AI Usage
In Mathematics
Use AI to learn methods, practise, and check your reasoning. Never to replace your own working.
What “good AI use” looks like
In maths, AI should help you understand the method. Use it for hints, practice, checking steps, and quizzing. You should still be able to explain the reasoning yourself.
Ask for hints first, then the full method after you’ve attempted it.
Generate questions at your level and mark your working.
Paste your attempt and ask for the first incorrect step + why.
Tools you can use
Use responsibly. If you’re unsure whether something is allowed for assessed work, ask your teacher first.
Google Gemini
Step-by-step explanations, checking methods, and targeted practice for mathematics learning.
NotebookLM
Upload revision packs and talk directly to your own notes. Ideal for summaries and self-quizzing.
Canva AI
Create clean revision posters, diagrams, and slides. Not for inventing mathematical content.
Do’s & Don’ts
AI is a study partner — not a shortcut. Use it to learn and verify.
- Ask for hints first, then a full solution if needed.
- Paste your working and ask for the first mistake.
- Generate practice at your year/exam level.
- Request a mark-scheme style checklist.
- Verify with notes, examples, or another method.
- Copy answers without understanding the method.
- Use AI for assessed work unless your teacher allows it.
- Trust it blindly on formulas, theorems, or “facts”.
- Ask vague questions like “help with algebra”. Be specific.
- Share personal data (logins, phone numbers, etc.).
“I’m in Year 9. I tried this question and my working is below. Please identify the first mistake, explain why, then give me one hint to fix it. Don’t give the final answer until I ask.”
Prompt Builder
Choose options to build a strong prompt, then type your topic. If you’re stuck, paste the question (and your working) so the AI can help properly.

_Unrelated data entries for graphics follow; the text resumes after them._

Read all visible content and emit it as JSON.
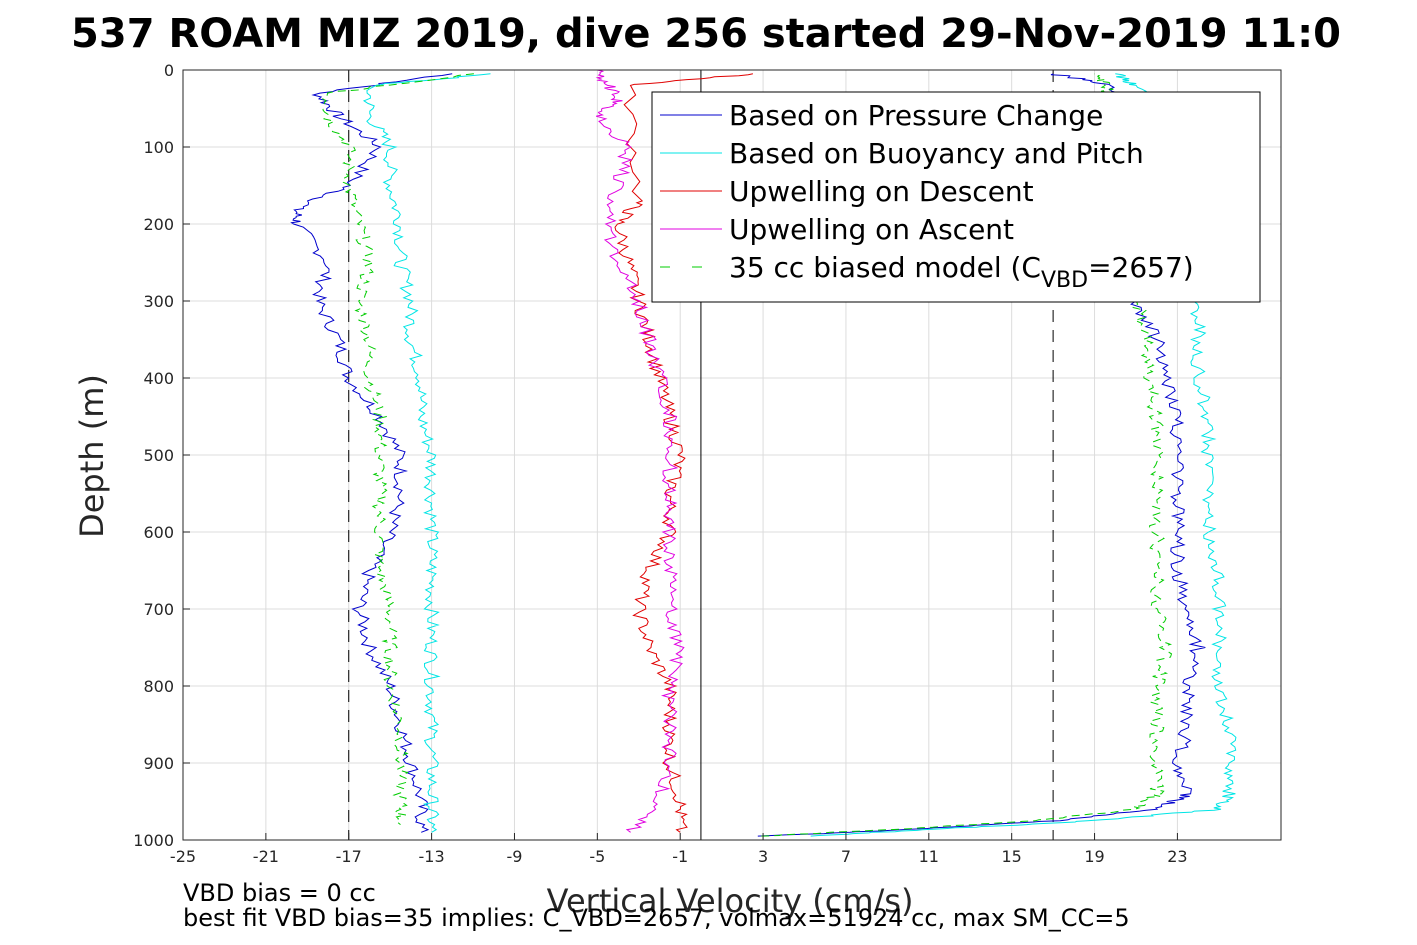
{
  "chart_data": {
    "type": "line",
    "title": "537 ROAM MIZ 2019, dive 256 started 29-Nov-2019 11:0",
    "xlabel": "Vertical Velocity (cm/s)",
    "ylabel": "Depth (m)",
    "xlim": [
      -25,
      28
    ],
    "ylim": [
      0,
      1000
    ],
    "y_reversed": true,
    "grid": true,
    "x_ticks": [
      -25,
      -21,
      -17,
      -13,
      -9,
      -5,
      -1,
      3,
      7,
      11,
      15,
      19,
      23
    ],
    "y_ticks": [
      0,
      100,
      200,
      300,
      400,
      500,
      600,
      700,
      800,
      900,
      1000
    ],
    "x_tick_labels": [
      "-25",
      "-21",
      "-17",
      "-13",
      "-9",
      "-5",
      "-1",
      "3",
      "7",
      "11",
      "15",
      "19",
      "23"
    ],
    "y_tick_labels": [
      "0",
      "100",
      "200",
      "300",
      "400",
      "500",
      "600",
      "700",
      "800",
      "900",
      "1000"
    ],
    "reference_lines": {
      "solid_x": 0,
      "dashed_x": [
        -17,
        17
      ]
    },
    "legend_placement": "top-right",
    "legend": [
      {
        "label": "Based on Pressure Change",
        "color": "#0000cc",
        "dash": "solid"
      },
      {
        "label": "Based on Buoyancy and Pitch",
        "color": "#00e5e5",
        "dash": "solid"
      },
      {
        "label": "Upwelling on Descent",
        "color": "#e00000",
        "dash": "solid"
      },
      {
        "label": "Upwelling on Ascent",
        "color": "#e000e0",
        "dash": "solid"
      },
      {
        "label_prefix": "35 cc biased model (C",
        "label_sub": "VBD",
        "label_suffix": "=2657)",
        "color": "#00cc00",
        "dash": "dashed"
      }
    ],
    "series": [
      {
        "name": "Based on Pressure Change (descent)",
        "color": "#0000cc",
        "depth": [
          5,
          30,
          60,
          100,
          150,
          180,
          200,
          250,
          300,
          350,
          400,
          450,
          500,
          550,
          600,
          650,
          700,
          750,
          800,
          850,
          900,
          950,
          990
        ],
        "x": [
          -12,
          -18.5,
          -17.5,
          -15.5,
          -17,
          -19.5,
          -19.5,
          -18,
          -18.5,
          -17.5,
          -17,
          -15.5,
          -14.5,
          -14.5,
          -15,
          -16,
          -16.5,
          -16,
          -15,
          -14.5,
          -14,
          -13.5,
          -13.5
        ]
      },
      {
        "name": "Based on Buoyancy and Pitch (descent)",
        "color": "#00e5e5",
        "depth": [
          5,
          20,
          60,
          100,
          150,
          200,
          250,
          300,
          350,
          400,
          450,
          500,
          550,
          600,
          650,
          700,
          750,
          800,
          850,
          900,
          950,
          990
        ],
        "x": [
          -10,
          -16,
          -16,
          -15,
          -15,
          -14.5,
          -14.5,
          -14,
          -14,
          -13.5,
          -13.5,
          -13,
          -13,
          -13,
          -13,
          -13,
          -13,
          -13,
          -13,
          -13,
          -13,
          -13
        ]
      },
      {
        "name": "35 cc biased model (descent)",
        "color": "#00cc00",
        "depth": [
          5,
          30,
          60,
          100,
          150,
          200,
          250,
          300,
          350,
          400,
          450,
          500,
          550,
          600,
          650,
          700,
          750,
          800,
          850,
          900,
          950,
          980
        ],
        "x": [
          -11,
          -18,
          -18,
          -17,
          -17,
          -16.5,
          -16,
          -16.5,
          -16,
          -16,
          -15.5,
          -15.5,
          -15.5,
          -15.5,
          -15.5,
          -15,
          -15,
          -15,
          -14.5,
          -14.5,
          -14.5,
          -14.5
        ]
      },
      {
        "name": "Upwelling on Descent",
        "color": "#e00000",
        "depth": [
          5,
          20,
          170,
          200,
          250,
          300,
          350,
          400,
          450,
          500,
          550,
          600,
          650,
          700,
          750,
          800,
          850,
          900,
          950,
          990
        ],
        "x": [
          2.5,
          -3.5,
          -3,
          -4,
          -3.5,
          -3,
          -2.5,
          -2,
          -1.5,
          -1,
          -1.5,
          -1.5,
          -2.5,
          -3,
          -2.5,
          -1.5,
          -1.5,
          -1.5,
          -1,
          -1
        ]
      },
      {
        "name": "Upwelling on Ascent",
        "color": "#e000e0",
        "depth": [
          990,
          950,
          900,
          850,
          800,
          750,
          700,
          650,
          600,
          550,
          500,
          450,
          400,
          350,
          300,
          250,
          200,
          150,
          100,
          60,
          40,
          20,
          0
        ],
        "x": [
          -3.5,
          -2,
          -1.5,
          -1.5,
          -1.5,
          -1,
          -1.5,
          -1.5,
          -1.5,
          -1.5,
          -1.5,
          -1.5,
          -2,
          -2.5,
          -3,
          -4,
          -4.5,
          -4,
          -3.5,
          -5,
          -4,
          -4.5,
          -5
        ]
      },
      {
        "name": "Based on Pressure Change (ascent)",
        "color": "#0000cc",
        "depth": [
          995,
          985,
          975,
          960,
          940,
          900,
          850,
          800,
          750,
          700,
          650,
          600,
          550,
          500,
          450,
          400,
          350,
          300,
          250,
          200,
          150,
          100,
          50,
          20,
          5
        ],
        "x": [
          3,
          11,
          17,
          22,
          23.5,
          23,
          23.5,
          23.5,
          24,
          23.5,
          23,
          23,
          23,
          23,
          23,
          22.5,
          22,
          21,
          20,
          20,
          20,
          20,
          20,
          20,
          17
        ]
      },
      {
        "name": "Based on Buoyancy and Pitch (ascent)",
        "color": "#00e5e5",
        "depth": [
          995,
          985,
          975,
          960,
          940,
          900,
          850,
          800,
          750,
          700,
          650,
          600,
          550,
          500,
          450,
          400,
          350,
          300,
          250,
          200,
          150,
          100,
          50,
          20,
          5
        ],
        "x": [
          5,
          12,
          19,
          25,
          25.5,
          25.5,
          25.5,
          25,
          25,
          25,
          25,
          24.5,
          24.5,
          24.5,
          24.5,
          24,
          24,
          24,
          23.5,
          23,
          22.5,
          22,
          22,
          21,
          20
        ]
      },
      {
        "name": "35 cc biased model (ascent)",
        "color": "#00cc00",
        "depth": [
          995,
          985,
          975,
          960,
          940,
          900,
          850,
          800,
          750,
          700,
          650,
          600,
          550,
          500,
          450,
          400,
          350,
          300,
          250,
          200,
          150,
          100,
          50,
          20,
          5
        ],
        "x": [
          3,
          10,
          16,
          21,
          22,
          22,
          22,
          22,
          22.5,
          22,
          22,
          22,
          22,
          22,
          22,
          21.5,
          21.5,
          21,
          21,
          20.5,
          20.5,
          20,
          20,
          19.5,
          19
        ]
      }
    ]
  },
  "footer": {
    "line1": "VBD bias = 0 cc",
    "line2": "best fit VBD bias=35 implies: C_VBD=2657, volmax=51924 cc, max SM_CC=5"
  }
}
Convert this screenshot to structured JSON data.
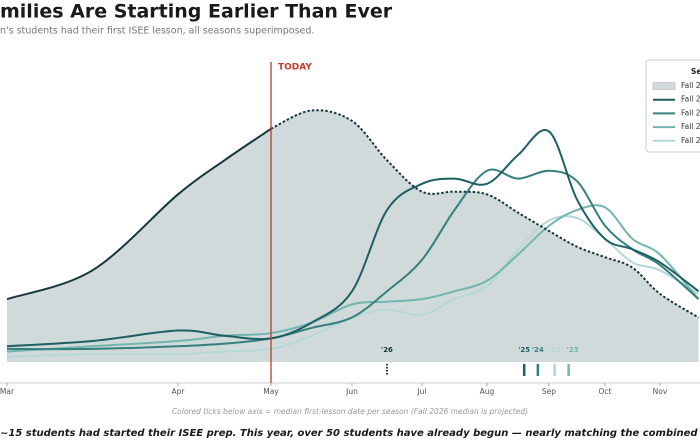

Hallucinations: confident answers that can be wrong
AI can invent steps, definitions, or results that look believable. In maths, verification is part of learning.
Substitute back in, estimate, or solve a simpler version to sanity-check.
If it uses a method you haven’t learned, ask for the class method.
Treat it like marking: one incorrect step breaks the whole solution.
“Before you answer, list your assumptions. If you’re not sure, say so. Show the method used at school.”
AI on this website
Transparency matters. Here’s how AI relates to SJWMS Maths revision website.
This site does not include an AI chatbot or AI that reads your typing. It’s a normal website.
In places, AI may have helped draft questions, examples, or explanations — then reviewed and edited by staff.
AI tools assisted in writing and improving code, layouts, and components — final decisions remain human-made.
When you use external AI tools (Gemini/NotebookLM/Canva), treat them like public services. Don’t share personal data or school logins.